If your business is thriving in the UK and you are thinking of expanding your reach, trading overseas could start to look very appealing to you as a business owner. Bigger reach, more customers, but at what cost? Always do your research before you decide to expand overseas, and don’t try to go ‘too big too quickly’. If you try to become a global company in one swift move, you could risk too much hard earned cash from your local business and it could pull your whole operation down if you fail. We have put together four basic do’s and don’ts of trading overseas to get you started on the right track!
Do conduct research
Stating the obvious, but a very important factor. You can never do enough research. First of all, check out other UK companies in your industry who are successful at trading overseas, you can pull their company credit report and see what kind of figures they are bringing in from their UK operations to have an idea of how much cash you would need to fully support the expansion in your own business. By checking out these companies you are also aware of what competition you have in this new market. Don’t forget to check laws, legislation and trading standards in the countries you are hoping to trade in, local knowledge will be gold dust when it comes to entering a new market. You will also need to check the demand for your products in new markets and if the market share is there.
Don’t forget localisation
To appeal to a different market in a different country, you will have to localise your offering. What marketing works for you in the UK to attract new customers may not work for you in the Asian market for example, so you will need to get inside knowledge on marketing practices and think of how you will adapt your approach to appeal to different people, businesses and cultures. You must also check that your product is compliant in other countries, and you may even need to use local manufacturing processes overseas to meet with the standards and compliance of that country so keep this in mind when you are creating a budget.
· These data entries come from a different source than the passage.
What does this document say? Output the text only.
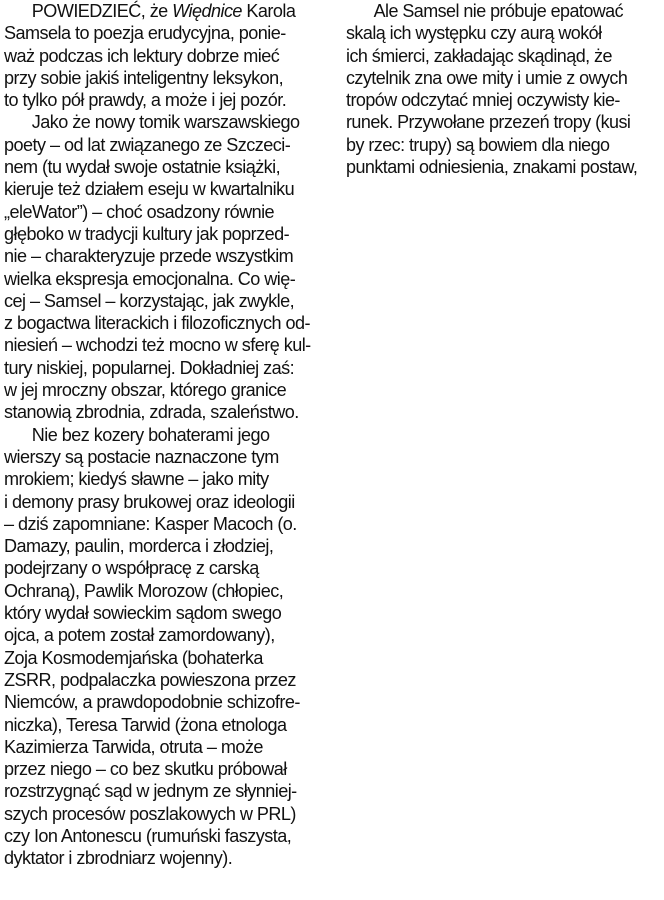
POWIEDZIEĆ, że Więdnice Karola
Samsela to poezja erudycyjna, ponie-
waż podczas ich lektury dobrze mieć
przy sobie jakiś inteligentny leksykon,
to tylko pół prawdy, a może i jej pozór.
Jako że nowy tomik warszawskiego
poety – od lat związanego ze Szczeci-
nem (tu wydał swoje ostatnie książki,
kieruje też działem eseju w kwartalniku
„eleWator”) – choć osadzony równie
głęboko w tradycji kultury jak poprzed-
nie – charakteryzuje przede wszystkim
wielka ekspresja emocjonalna. Co wię-
cej – Samsel – korzystając, jak zwykle,
z bogactwa literackich i filozoficznych od-
niesień – wchodzi też mocno w sferę kul-
tury niskiej, popularnej. Dokładniej zaś:
w jej mroczny obszar, którego granice
stanowią zbrodnia, zdrada, szaleństwo.
Nie bez kozery bohaterami jego
wierszy są postacie naznaczone tym
mrokiem; kiedyś sławne – jako mity
i demony prasy brukowej oraz ideologii
– dziś zapomniane: Kasper Macoch (o.
Damazy, paulin, morderca i złodziej,
podejrzany o współpracę z carską
Ochraną), Pawlik Morozow (chłopiec,
który wydał sowieckim sądom swego
ojca, a potem został zamordowany),
Zoja Kosmodemjańska (bohaterka
ZSRR, podpalaczka powieszona przez
Niemców, a prawdopodobnie schizofre-
niczka), Teresa Tarwid (żona etnologa
Kazimierza Tarwida, otruta – może
przez niego – co bez skutku próbował
rozstrzygnąć sąd w jednym ze słynniej-
szych procesów poszlakowych w PRL)
czy Ion Antonescu (rumuński faszysta,
dyktator i zbrodniarz wojenny).
Ale Samsel nie próbuje epatować
skalą ich występku czy aurą wokół
ich śmierci, zakładając skądinąd, że
czytelnik zna owe mity i umie z owych
tropów odczytać mniej oczywisty kie-
runek. Przywołane przezeń tropy (kusi
by rzec: trupy) są bowiem dla niego
punktami odniesienia, znakami postaw,
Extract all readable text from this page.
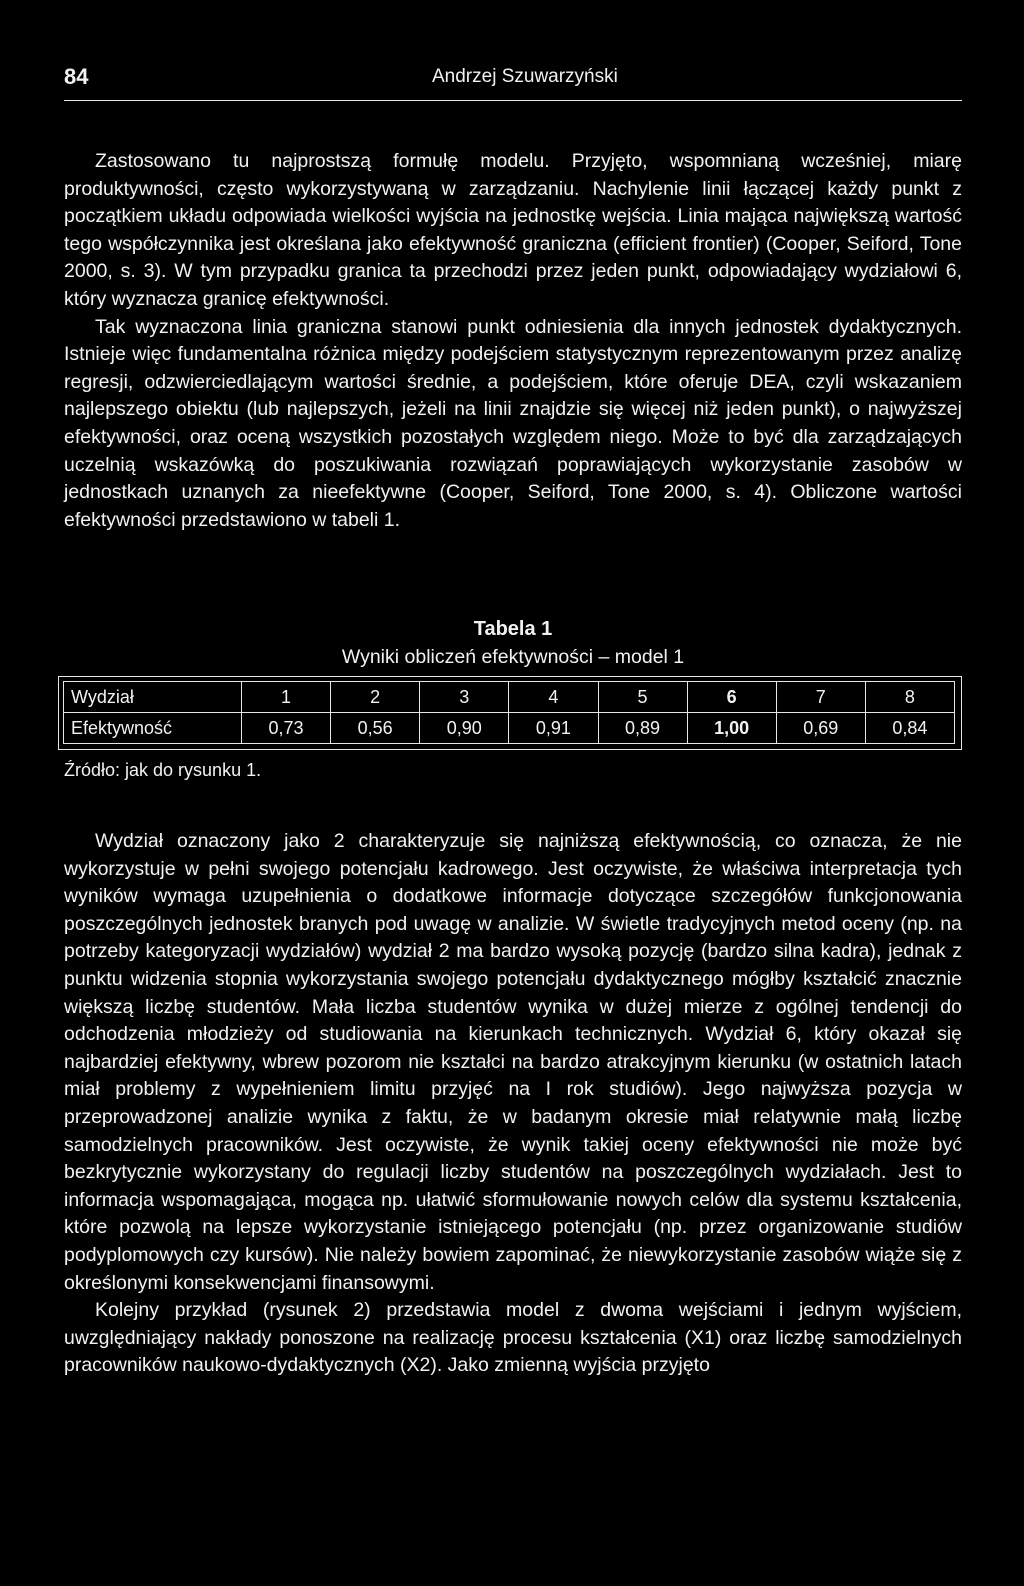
84	Andrzej Szuwarzyński

Zastosowano tu najprostszą formułę modelu. Przyjęto, wspomnianą wcześniej, miarę produktywności, często wykorzystywaną w zarządzaniu. Nachylenie linii łączącej każdy punkt z początkiem układu odpowiada wielkości wyjścia na jednostkę wejścia. Linia mająca największą wartość tego współczynnika jest określana jako efektywność graniczna (efficient frontier) (Cooper, Seiford, Tone 2000, s. 3). W tym przypadku granica ta przechodzi przez jeden punkt, odpowiadający wydziałowi 6, który wyznacza granicę efektywności.

Tak wyznaczona linia graniczna stanowi punkt odniesienia dla innych jednostek dydaktycznych. Istnieje więc fundamentalna różnica między podejściem statystycznym reprezentowanym przez analizę regresji, odzwierciedlającym wartości średnie, a podejściem, które oferuje DEA, czyli wskazaniem najlepszego obiektu (lub najlepszych, jeżeli na linii znajdzie się więcej niż jeden punkt), o najwyższej efektywności, oraz oceną wszystkich pozostałych względem niego. Może to być dla zarządzających uczelnią wskazówką do poszukiwania rozwiązań poprawiających wykorzystanie zasobów w jednostkach uznanych za nieefektywne (Cooper, Seiford, Tone 2000, s. 4). Obliczone wartości efektywności przedstawiono w tabeli 1.

Tabela 1
Wyniki obliczeń efektywności – model 1
Wydział	1	2	3	4	5	6	7	8
Efektywność	0,73	0,56	0,90	0,91	0,89	1,00	0,69	0,84
Źródło: jak do rysunku 1.

Wydział oznaczony jako 2 charakteryzuje się najniższą efektywnością, co oznacza, że nie wykorzystuje w pełni swojego potencjału kadrowego. Jest oczywiste, że właściwa interpretacja tych wyników wymaga uzupełnienia o dodatkowe informacje dotyczące szczegółów funkcjonowania poszczególnych jednostek branych pod uwagę w analizie. W świetle tradycyjnych metod oceny (np. na potrzeby kategoryzacji wydziałów) wydział 2 ma bardzo wysoką pozycję (bardzo silna kadra), jednak z punktu widzenia stopnia wykorzystania swojego potencjału dydaktycznego mógłby kształcić znacznie większą liczbę studentów. Mała liczba studentów wynika w dużej mierze z ogólnej tendencji do odchodzenia młodzieży od studiowania na kierunkach technicznych. Wydział 6, który okazał się najbardziej efektywny, wbrew pozorom nie kształci na bardzo atrakcyjnym kierunku (w ostatnich latach miał problemy z wypełnieniem limitu przyjęć na I rok studiów). Jego najwyższa pozycja w przeprowadzonej analizie wynika z faktu, że w badanym okresie miał relatywnie małą liczbę samodzielnych pracowników. Jest oczywiste, że wynik takiej oceny efektywności nie może być bezkrytycznie wykorzystany do regulacji liczby studentów na poszczególnych wydziałach. Jest to informacja wspomagająca, mogąca np. ułatwić sformułowanie nowych celów dla systemu kształcenia, które pozwolą na lepsze wykorzystanie istniejącego potencjału (np. przez organizowanie studiów podyplomowych czy kursów). Nie należy bowiem zapominać, że niewykorzystanie zasobów wiąże się z określonymi konsekwencjami finansowymi.

Kolejny przykład (rysunek 2) przedstawia model z dwoma wejściami i jednym wyjściem, uwzględniający nakłady ponoszone na realizację procesu kształcenia (X1) oraz liczbę samodzielnych pracowników naukowo-dydaktycznych (X2). Jako zmienną wyjścia przyjęto
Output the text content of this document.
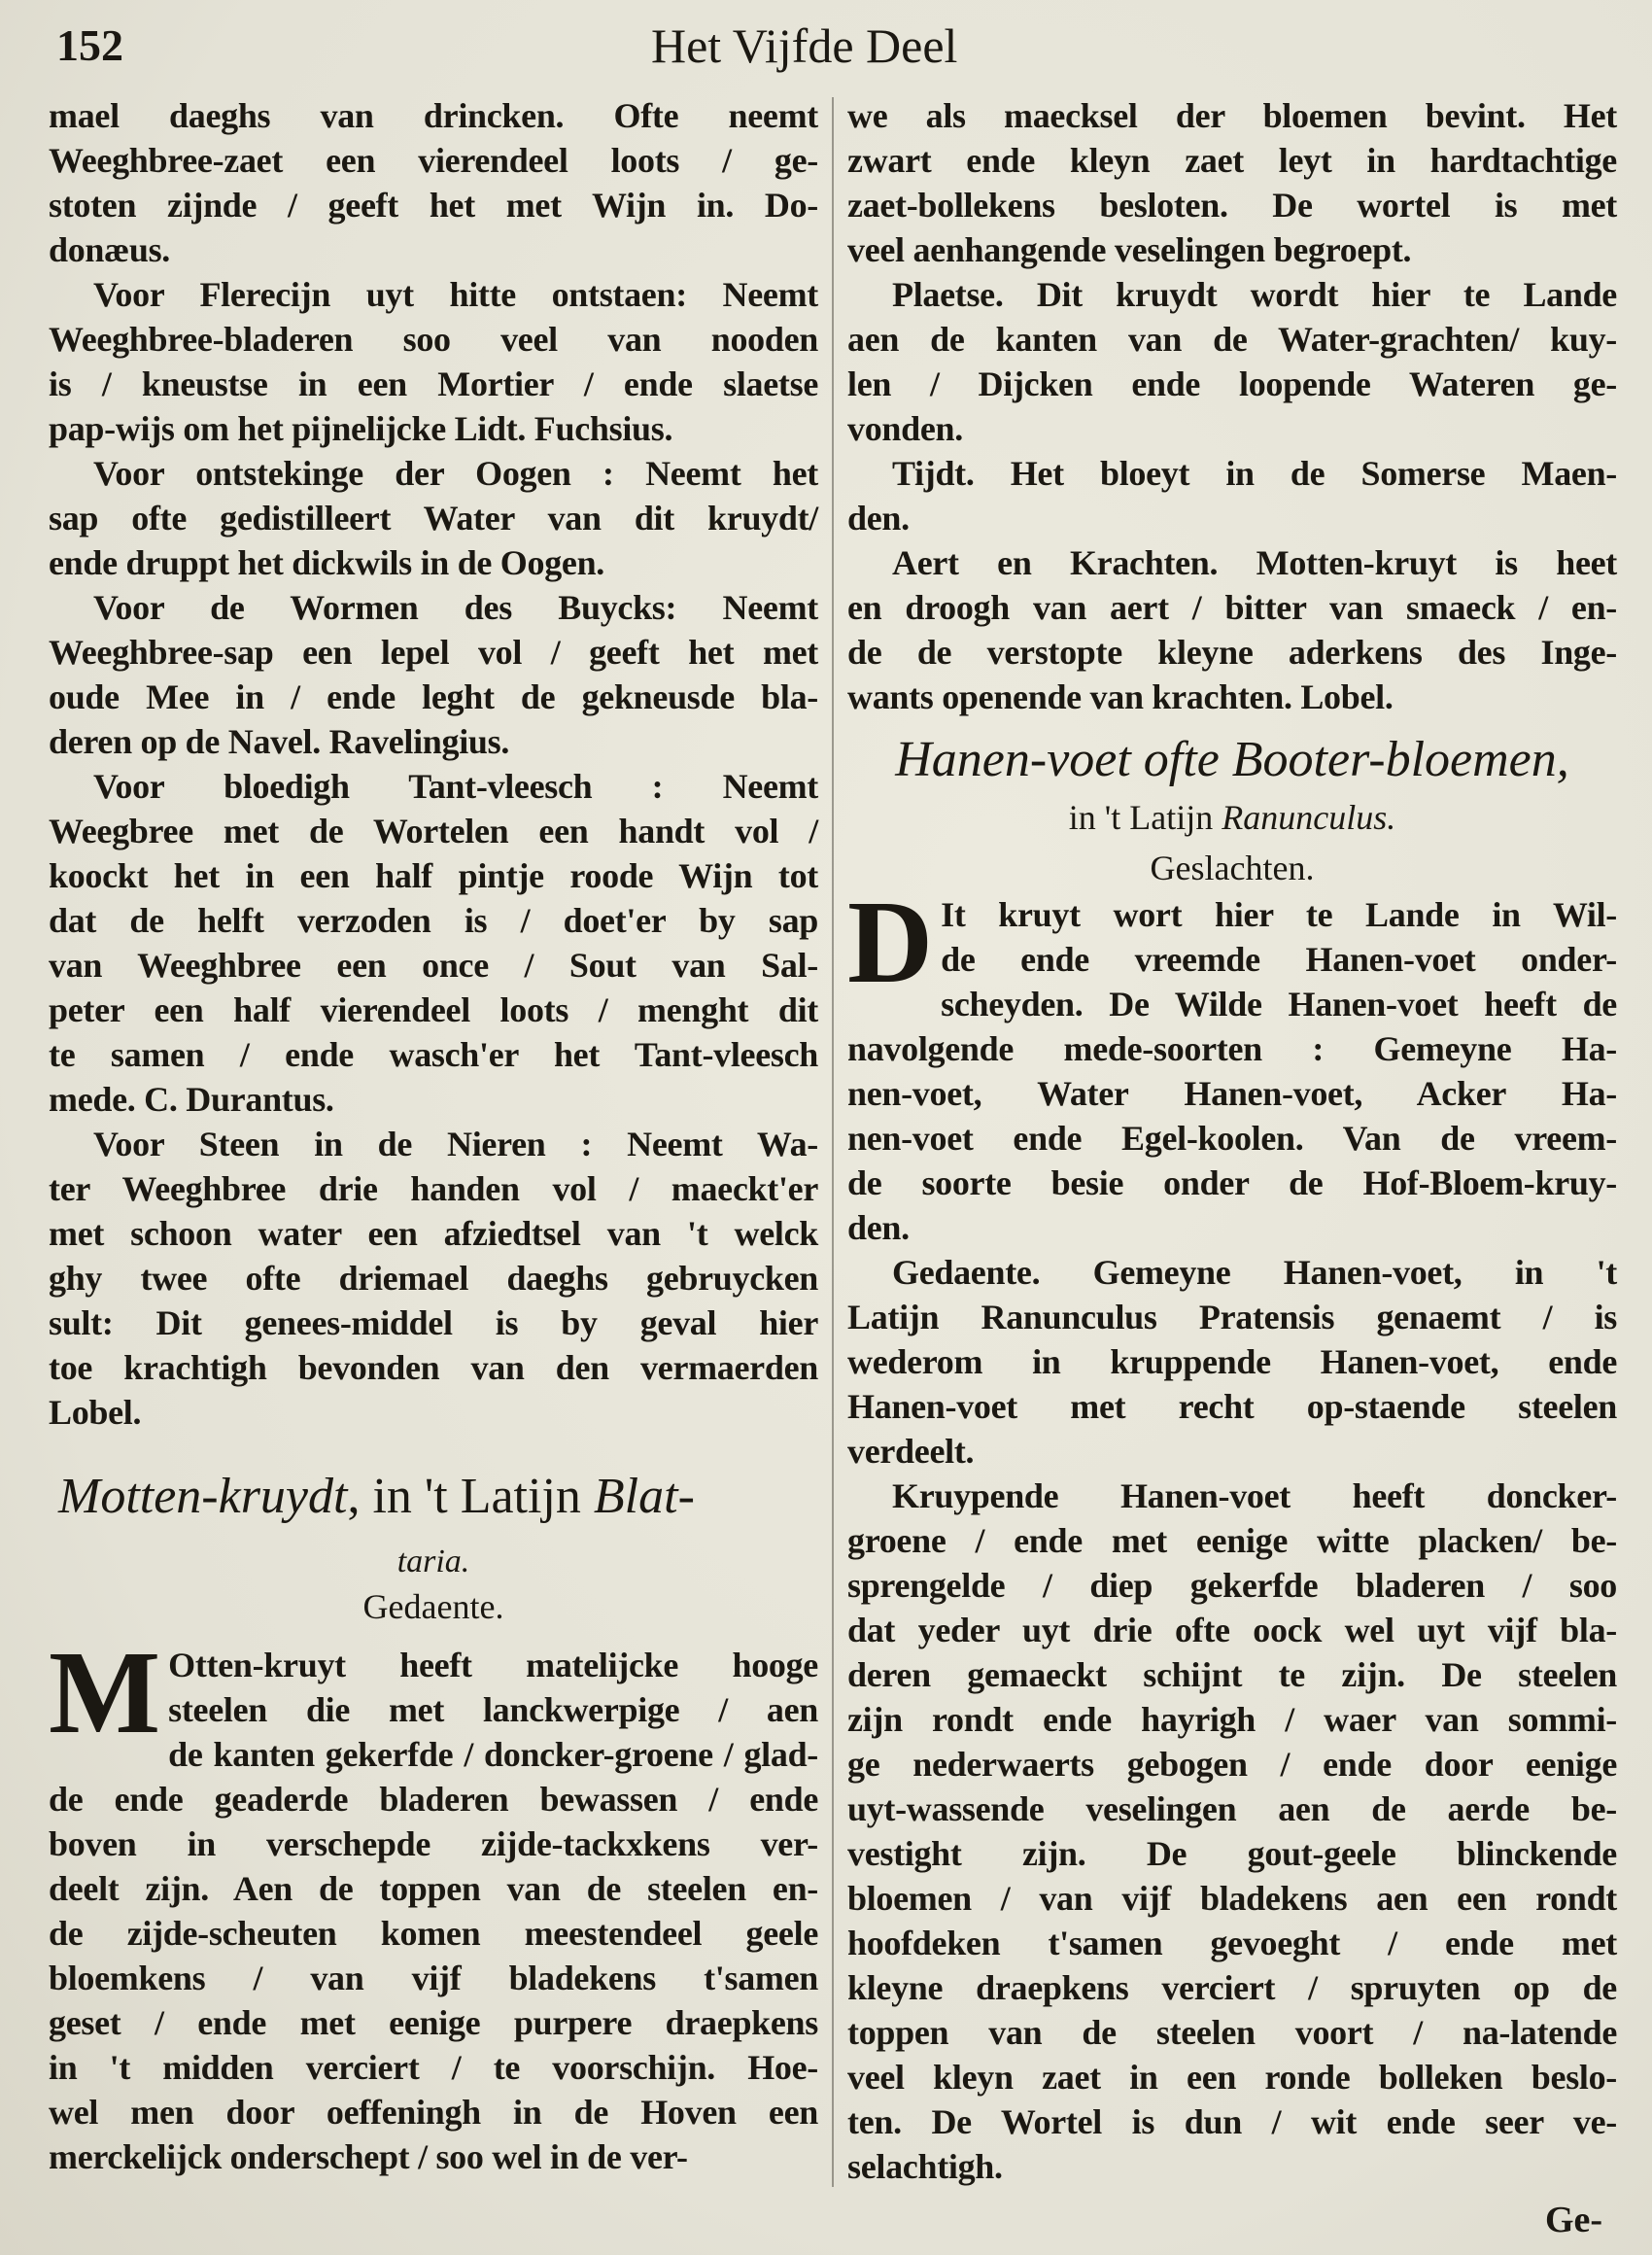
152	Het Vijfde Deel
mael daeghs van drincken. Ofte neemt
Weeghbree-zaet een vierendeel loots / ge-
stoten zijnde / geeft het met Wijn in. Do-
donæus.
Voor Flerecijn uyt hitte ontstaen: Neemt
Weeghbree-bladeren soo veel van nooden
is / kneustse in een Mortier / ende slaetse
pap-wijs om het pijnelijcke Lidt. Fuchsius.
Voor ontstekinge der Oogen : Neemt het
sap ofte gedistilleert Water van dit kruydt/
ende druppt het dickwils in de Oogen.
Voor de Wormen des Buycks: Neemt
Weeghbree-sap een lepel vol / geeft het met
oude Mee in / ende leght de gekneusde bla-
deren op de Navel. Ravelingius.
Voor bloedigh Tant-vleesch : Neemt
Weegbree met de Wortelen een handt vol /
koockt het in een half pintje roode Wijn tot
dat de helft verzoden is / doet'er by sap
van Weeghbree een once / Sout van Sal-
peter een half vierendeel loots / menght dit
te samen / ende wasch'er het Tant-vleesch
mede. C. Durantus.
Voor Steen in de Nieren : Neemt Wa-
ter Weeghbree drie handen vol / maeckt'er
met schoon water een afziedtsel van 't welck
ghy twee ofte driemael daeghs gebruycken
sult: Dit genees-middel is by geval hier
toe krachtigh bevonden van den vermaerden
Lobel.
Motten-kruydt, in 't Latijn Blat-
taria.
Gedaente.
M Otten-kruyt heeft matelijcke hooge
steelen die met lanckwerpige / aen
de kanten gekerfde / doncker-groene / glad-
de ende geaderde bladeren bewassen / ende
boven in verschepde zijde-tackxkens ver-
deelt zijn. Aen de toppen van de steelen en-
de zijde-scheuten komen meestendeel geele
bloemkens / van vijf bladekens t'samen
geset / ende met eenige purpere draepkens
in 't midden verciert / te voorschijn. Hoe-
wel men door oeffeningh in de Hoven een
merckelijck onderschept / soo wel in de ver-
we als maecksel der bloemen bevint. Het
zwart ende kleyn zaet leyt in hardtachtige
zaet-bollekens besloten. De wortel is met
veel aenhangende veselingen begroept.
Plaetse. Dit kruydt wordt hier te Lande
aen de kanten van de Water-grachten/ kuy-
len / Dijcken ende loopende Wateren ge-
vonden.
Tijdt. Het bloeyt in de Somerse Maen-
den.
Aert en Krachten. Motten-kruyt is heet
en droogh van aert / bitter van smaeck / en-
de de verstopte kleyne aderkens des Inge-
wants openende van krachten. Lobel.
Hanen-voet ofte Booter-bloemen,
in 't Latijn Ranunculus.
Geslachten.
D It kruyt wort hier te Lande in Wil-
de ende vreemde Hanen-voet onder-
scheyden. De Wilde Hanen-voet heeft de
navolgende mede-soorten : Gemeyne Ha-
nen-voet, Water Hanen-voet, Acker Ha-
nen-voet ende Egel-koolen. Van de vreem-
de soorte besie onder de Hof-Bloem-kruy-
den.
Gedaente. Gemeyne Hanen-voet, in 't
Latijn Ranunculus Pratensis genaemt / is
wederom in kruppende Hanen-voet, ende
Hanen-voet met recht op-staende steelen
verdeelt.
Kruypende Hanen-voet heeft doncker-
groene / ende met eenige witte placken/ be-
sprengelde / diep gekerfde bladeren / soo
dat yeder uyt drie ofte oock wel uyt vijf bla-
deren gemaeckt schijnt te zijn. De steelen
zijn rondt ende hayrigh / waer van sommi-
ge nederwaerts gebogen / ende door eenige
uyt-wassende veselingen aen de aerde be-
vestight zijn. De gout-geele blinckende
bloemen / van vijf bladekens aen een rondt
hoofdeken t'samen gevoeght / ende met
kleyne draepkens verciert / spruyten op de
toppen van de steelen voort / na-latende
veel kleyn zaet in een ronde bolleken beslo-
ten. De Wortel is dun / wit ende seer ve-
selachtigh.
Ge-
Do invest in Marketing Data
Investing in marketing data can be the key to your success in a foreign market. You have leads to follow and a foot in the door instead of going in completely blind. If you’re starting to trade in Europe, Creditsafe can offer European marketing data in Belgium, Finland, France, Holland, Italy, Luxembourg, Norway and Sweden. By investing in this data, you are able to see how many opportunities there are in each country for you to sell your product, and you will also have companies ready to call before you start your shipping process.
Don’t forget to credit check
As you would on home turf, you also need to credit check when expanding overseas. There is a common misconception with businesses where it’s believed they only need to credit check their customers to make sure they pay them on time. If you have promised a company overseas that you will ship your product to them, you need to credit check your suppliers and exporters. If they go out of business, you will be left with no product to sell or ship so it’s important to be monitoring them as well. This doesn’t mean you shouldn’t also credit check potential customers overseas as this is also a priority, you just need to be cautious with everyone who you deal with and ensure your business can continue to produce and sell products.